Your last two equations are not correct. Basically, you seem to use $$\partial_1\partial_2 e^{\eta_1+\eta_2} \stackrel{?}{=} \partial_1e^{\eta_1} \partial_2e^{\eta_2}\,,$$ but that's wrong. The easiest way to see it is that $\chi=\eta_1+\eta_2$ is again a Grassmann variable, so $$e^\chi=1+\chi+\frac{1}{2}\chi^2 + \dotsm=1+\chi\,,$$ and so $$\partial_1\partial_2 e^{\eta_1+\eta_2}=\partial_1\partial_2 \left(1+\eta_1+\eta_2\right)\,.$$ Hence, your double-derivative term vanishes.

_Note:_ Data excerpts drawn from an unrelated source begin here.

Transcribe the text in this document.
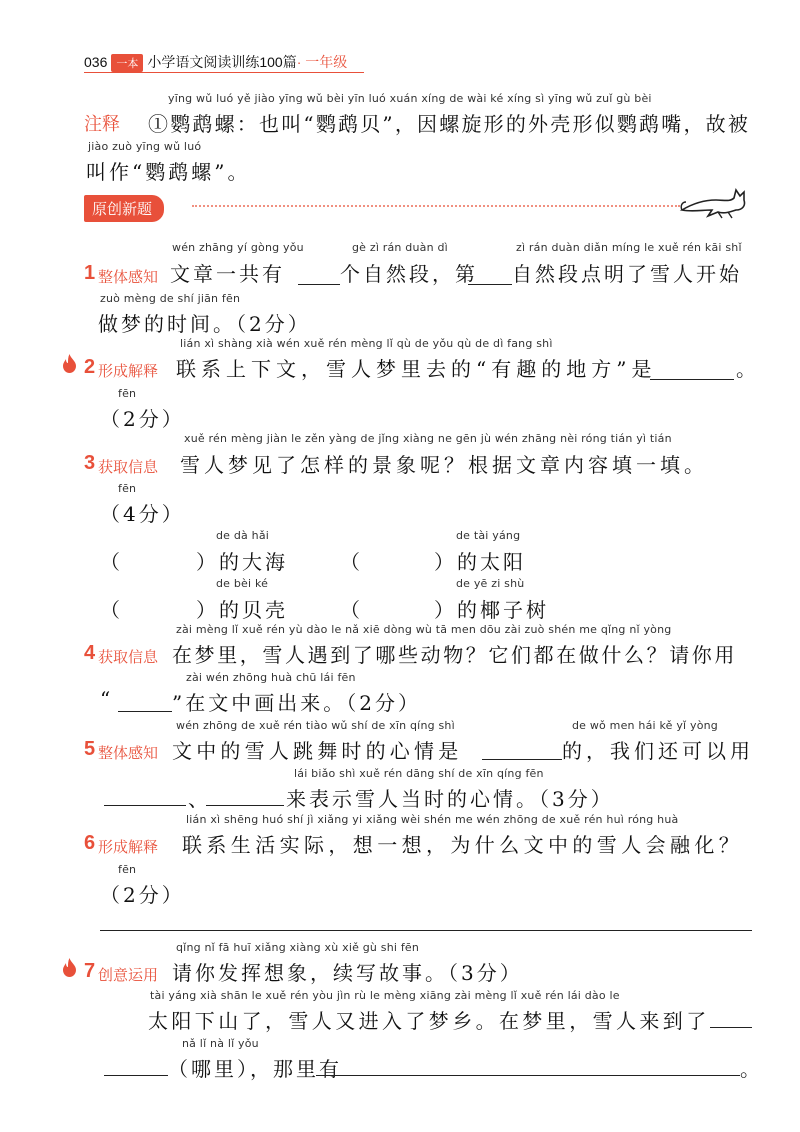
036 一本 小学语文阅读训练100篇· 一年级
注释
yīng wǔ luó yě jiào yīng wǔ bèi yīn luó xuán xíng de wài ké xíng sì yīng wǔ zuǐ gù bèi
①鹦鹉螺：也叫“鹦鹉贝”，因螺旋形的外壳形似鹦鹉嘴，故被
jiào zuò yīng wǔ luó
叫作“鹦鹉螺”。
原创新题
1 整体感知
wén zhāng yí gòng yǒu	gè zì rán duàn dì	zì rán duàn diǎn míng le xuě rén kāi shǐ
文章一共有	个自然段，第 自然段点明了雪人开始
zuò mèng de shí jiān fēn
做梦的时间。（2分）
2 形成解释
lián xì shàng xià wén xuě rén mèng lǐ qù de yǒu qù de dì fang shì
联系上下文，雪人梦里去的“有趣的地方”是	。
fēn
（2分）
3 获取信息
xuě rén mèng jiàn le zěn yàng de jǐng xiàng ne gēn jù wén zhāng nèi róng tián yì tián
雪人梦见了怎样的景象呢？根据文章内容填一填。
fēn
（4分）
（
de dà hǎi
）的大海	（
de tài yáng
）的太阳
（
de bèi ké
）的贝壳	（
de yē zi shù
）的椰子树
4 获取信息
zài mèng lǐ xuě rén yù dào le nǎ xiē dòng wù tā men dōu zài zuò shén me qǐng nǐ yòng
在梦里，雪人遇到了哪些动物？它们都在做什么？请你用
zài wén zhōng huà chū lái fēn
“	”在文中画出来。（2分）
5 整体感知
wén zhōng de xuě rén tiào wǔ shí de xīn qíng shì	de wǒ men hái kě yǐ yòng
文中的雪人跳舞时的心情是	的，我们还可以用
lái biǎo shì xuě rén dāng shí de xīn qíng fēn
、	来表示雪人当时的心情。（3分）
6 形成解释
lián xì shēng huó shí jì xiǎng yi xiǎng wèi shén me wén zhōng de xuě rén huì róng huà
联系生活实际，想一想，为什么文中的雪人会融化？
fēn
（2分）
7 创意运用
qǐng nǐ fā huī xiǎng xiàng xù xiě gù shi fēn
请你发挥想象，续写故事。（3分）
tài yáng xià shān le xuě rén yòu jìn rù le mèng xiāng zài mèng lǐ xuě rén lái dào le
太阳下山了，雪人又进入了梦乡。在梦里，雪人来到了
nǎ lǐ nà lǐ yǒu
（哪里），那里有	。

Note that $e^\eta=1+\eta$ in particular implies that $\partial e^\eta/\partial\eta\neq e^\eta$, and that $e^\eta$ does not have definite Grassmann parity, so you have to take care e.g. when applying the Leibniz rule.

Answer 2

Note that your second equation does not hold in general, e.g. for $f(\eta_1,\eta_2) = \eta_3 \eta_1 \eta_2$ you get

$$ \partial_{\eta_1}\partial_{\eta_2}f = -\eta_3 = \partial_{\eta_2}\partial_{\eta_1}f. $$

The error in your example is the last equation.

$$ \partial_{\eta_2} e^{\eta_1+\eta_2} = 1 $$

Hence this also yields zero.